Доновану на корабле Ошуа предоставили полную свободу, если в такой ситуации вообще уместно говорить о свободе. Это было огромное, просторное судно. Находясь в объятиях планеты, оно скорее напоминало замок, нежели что-то пригодное для полета. Там были залы для тренировок, дзадзена
[16], пыток, отдыха, приема пищи. Имелись в наличии даже такие места, где Донован мог насладиться иллюзией уединения. Но он был не столь глуп, чтобы поверить в то, что за каждым его шагом не следят, что сказанные им слова остаются неуслышанными или что никто не отмечает того, каким развлечениям он предается или какие книги читает.
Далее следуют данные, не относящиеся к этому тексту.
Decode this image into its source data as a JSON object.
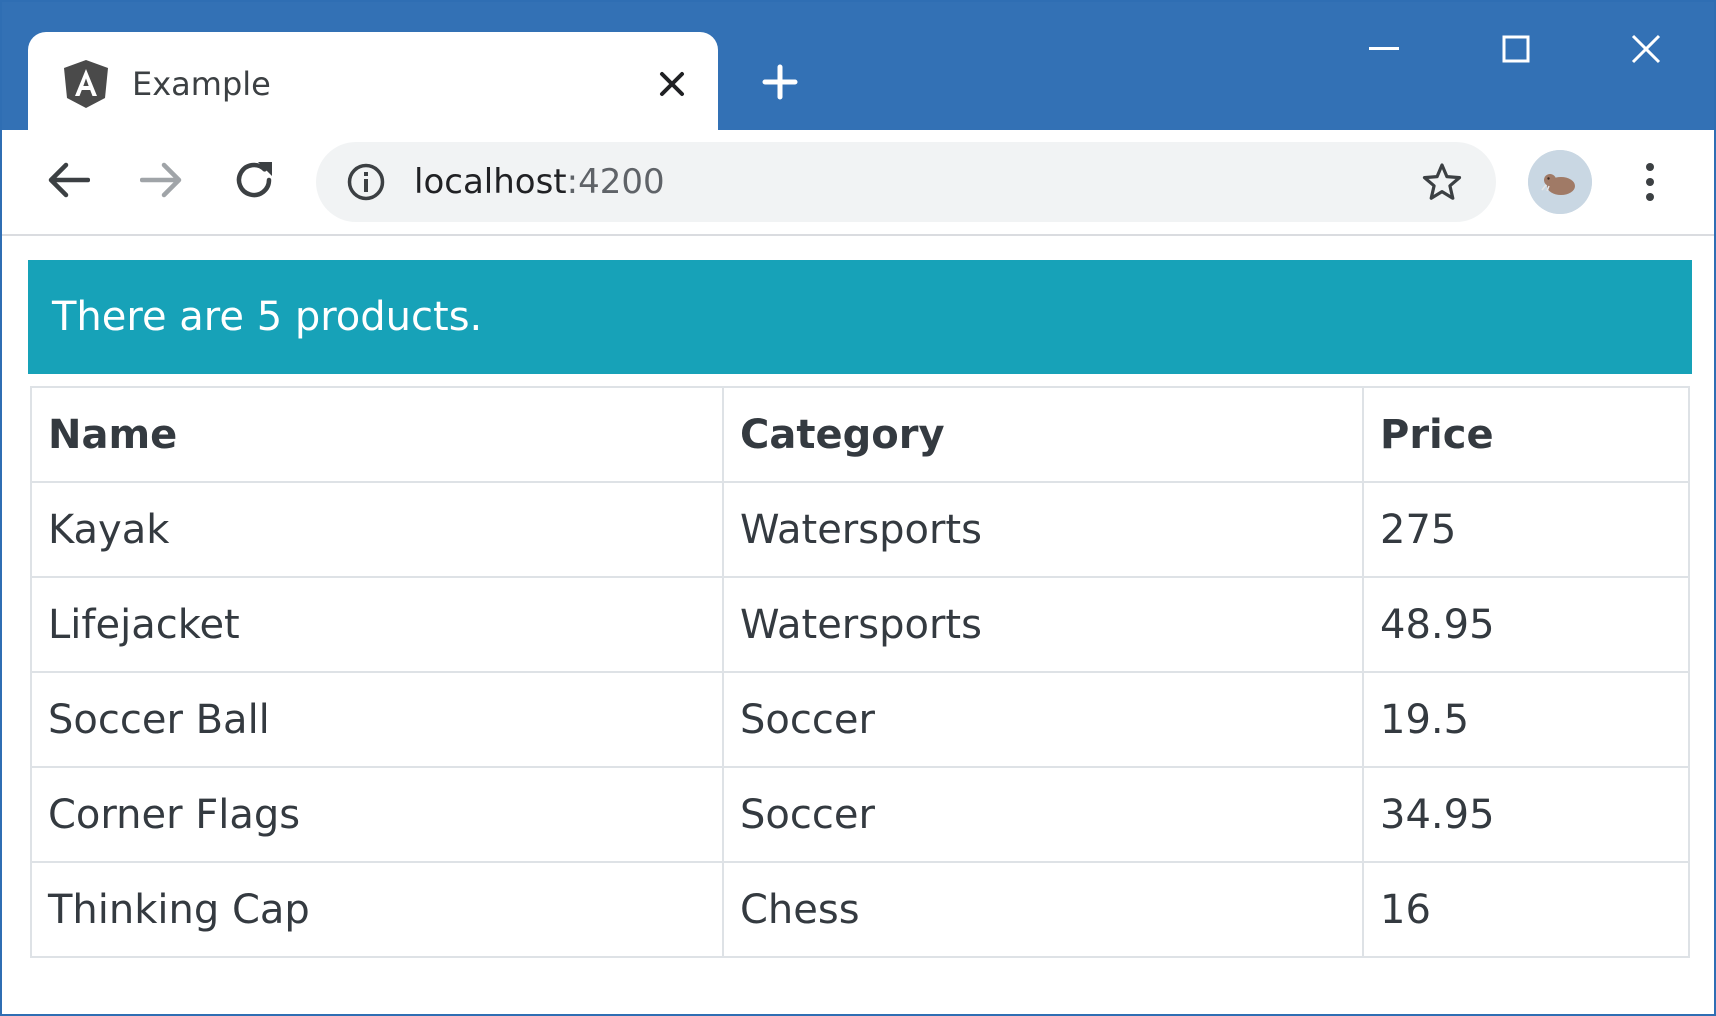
{
  "browser": {
    "tab": {
      "title": "Example",
      "icon": "angular-logo-icon"
    },
    "address_bar": {
      "host": "localhost",
      "port": ":4200"
    },
    "colors": {
      "titlebar": "#3371b5",
      "toolbar": "#ffffff",
      "omnibox": "#f1f3f4"
    }
  },
  "page": {
    "banner": {
      "text": "There are 5 products.",
      "color": "#17a2b8"
    },
    "table": {
      "headers": [
        "Name",
        "Category",
        "Price"
      ],
      "rows": [
        [
          "Kayak",
          "Watersports",
          "275"
        ],
        [
          "Lifejacket",
          "Watersports",
          "48.95"
        ],
        [
          "Soccer Ball",
          "Soccer",
          "19.5"
        ],
        [
          "Corner Flags",
          "Soccer",
          "34.95"
        ],
        [
          "Thinking Cap",
          "Chess",
          "16"
        ]
      ]
    }
  }
}
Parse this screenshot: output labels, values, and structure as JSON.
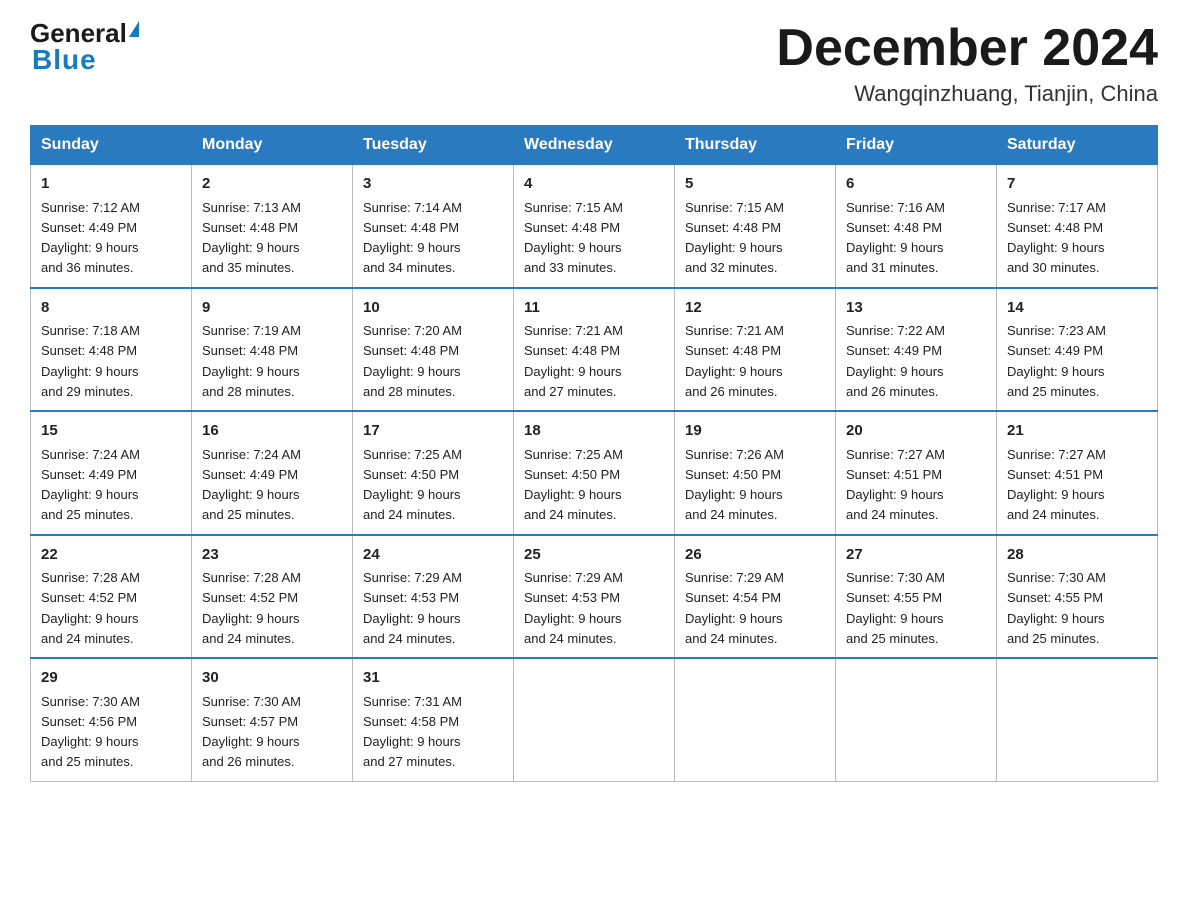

Судно контрабандиста переделывалось на скорую руку, а потому там у человека со шрамами оставалось хоть какое-то личное пространство. «Черный конь» же являлся личным кораблем Ошуа, и все происходившее на борту всецело подчинялось его воле.
Экипаж состоял из восьми Сорок, несших по старинной морской схеме посменные дежурства. Они были одеты в черные обтягивающие трико — шэньмэты, — оставляющие открытыми только лица. Спустя сутки ползания прочь от Генриетты Донован окончательно убедился, что в поле его зрения всегда попадает как минимум один из них. И от этого ему стало неуютно, потому что, по древней терранской примете, если видишь на своем окне сороку — это к смерти.
Во время путешествия Ошуа старался ускорить возвращение к Доновану памяти, постоянно называя его Падаборном или даже более неформально — Тешем. Он подготовил подборку материалов по восстанию Падаборна, как официальных, так и неотредактированных, прославляющих его подвиги. Нашлась даже одна пиратская копия погрусима — «погружающей симуляции», — который успели создать до того, как Имена решили, что никакого восстания не было, и уничтожили все упоминания о нем. Но и после того, как Донован вновь побывал в шкуре Падаборна, родник его памяти оставался иссохшим. Симуляция вряд ли была достоверной. Большинство мятежников погибли, а потому совершаемые ими поступки являлись всего лишь художественным домыслом.